Other presenters, including the CEO of Violin Memory, Don Basile, and CEO Scott Dietzen of Pure Storage, made relatively bold predictions about when Flash would take over the compute world. Basile showed a 2020 Predictions slide in his deck that stated: "All active data will be in memory." Basile anticipates "everything" (all data) will be in memory within 7 years (except for archive data on disk). Meanwhile, Dietzen is an articulate advocate for all-Flash storage solutions because "hybrids (arrays with Flash and HDD) don't disrupt performance. They run at about half the speed of all-Flash arrays on I/O-bound workloads." Dietzen also suggests that with compression and data deduplication capabilities, Flash has reached or dramatically improved on cost parity with spinning disk.
Bottom Line
NAND Flash has definitively demonstrated its value for mainstream enterprise performance-centric application workloads.
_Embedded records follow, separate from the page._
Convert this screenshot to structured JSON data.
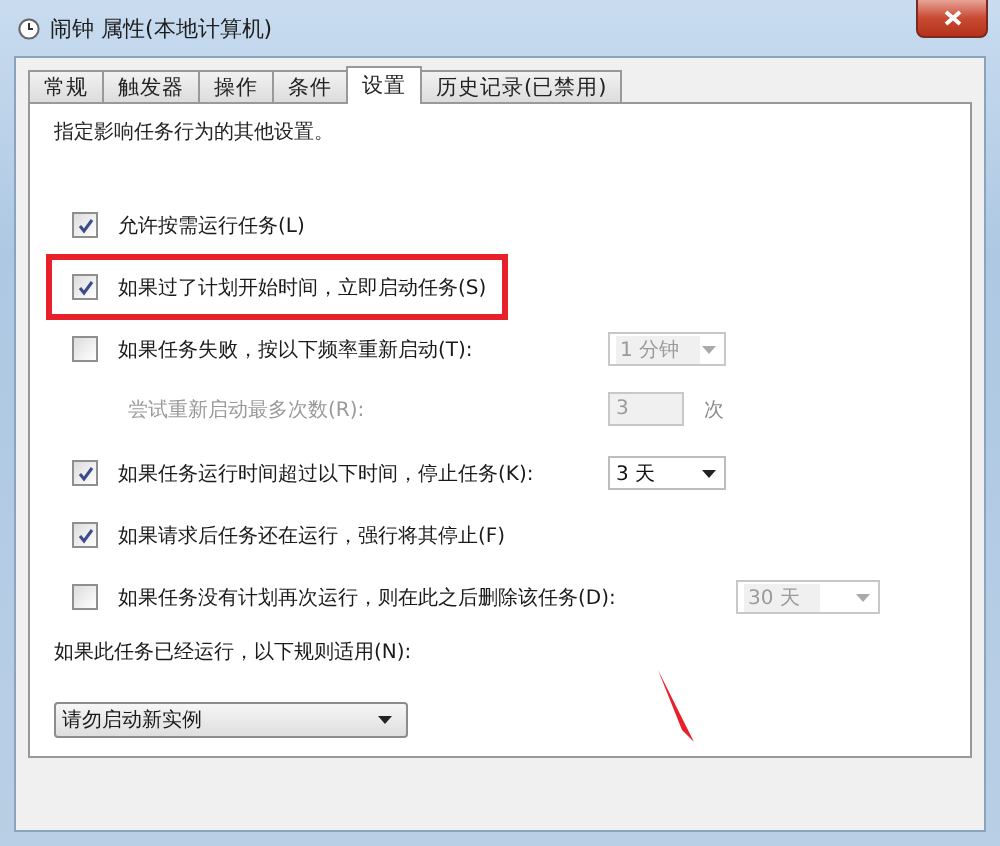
{
  "window": {
    "title": "闹钟 属性(本地计算机)"
  },
  "tabs": [
    {
      "label": "常规",
      "selected": false
    },
    {
      "label": "触发器",
      "selected": false
    },
    {
      "label": "操作",
      "selected": false
    },
    {
      "label": "条件",
      "selected": false
    },
    {
      "label": "设置",
      "selected": true
    },
    {
      "label": "历史记录(已禁用)",
      "selected": false
    }
  ],
  "description": "指定影响任务行为的其他设置。",
  "options": [
    {
      "kind": "checkbox",
      "label": "允许按需运行任务(L)",
      "checked": true,
      "disabled": false
    },
    {
      "kind": "checkbox",
      "label": "如果过了计划开始时间，立即启动任务(S)",
      "checked": true,
      "disabled": false,
      "highlighted": true
    },
    {
      "kind": "checkbox",
      "label": "如果任务失败，按以下频率重新启动(T):",
      "checked": false,
      "disabled": false,
      "control": {
        "kind": "select",
        "value": "1 分钟",
        "disabled": true
      }
    },
    {
      "kind": "text",
      "label": "尝试重新启动最多次数(R):",
      "disabled": true,
      "control": {
        "kind": "spin",
        "value": "3",
        "unit": "次",
        "disabled": true
      }
    },
    {
      "kind": "checkbox",
      "label": "如果任务运行时间超过以下时间，停止任务(K):",
      "checked": true,
      "disabled": false,
      "control": {
        "kind": "select",
        "value": "3 天",
        "disabled": false
      }
    },
    {
      "kind": "checkbox",
      "label": "如果请求后任务还在运行，强行将其停止(F)",
      "checked": true,
      "disabled": false
    },
    {
      "kind": "checkbox",
      "label": "如果任务没有计划再次运行，则在此之后删除该任务(D):",
      "checked": false,
      "disabled": false,
      "control": {
        "kind": "select",
        "value": "30 天",
        "disabled": true,
        "wide": true
      }
    }
  ],
  "rule_label": "如果此任务已经运行，以下规则适用(N):",
  "rule_select": {
    "value": "请勿启动新实例"
  }
}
When, how and if Flash replaces HDD as the dominant media in the data storage stack remains to be seen. Perhaps some new technology will leapfrog over Flash and signal its demise before it has time to really mature.
For now, HDD is not going anywhere, as it represents over $30 billion of new sales in the $50-billion-plus total storage market – not to mention the enormous investment that enterprises have in spinning storage media that will not be replaced overnight. But Flash is gaining, and users and their IOPS-intensive apps want faster, cheaper, more scalable and manageable alternatives to HDD.
RFG POV: At least for the next five to seven years, Flash and its adherents can celebrate the many benefits of Flash over HDD. IT executives should recognize that for the vast majority of performance-centric workloads, Flash is much faster, lasts longer and costs less than traditional spinning disk storage. And Flash vendors already have their sights set on Tier 2 apps, such as email, and Tier 3 archival applications. Fast, reliable and inexpensive is tough to beat and for now Flash is the future.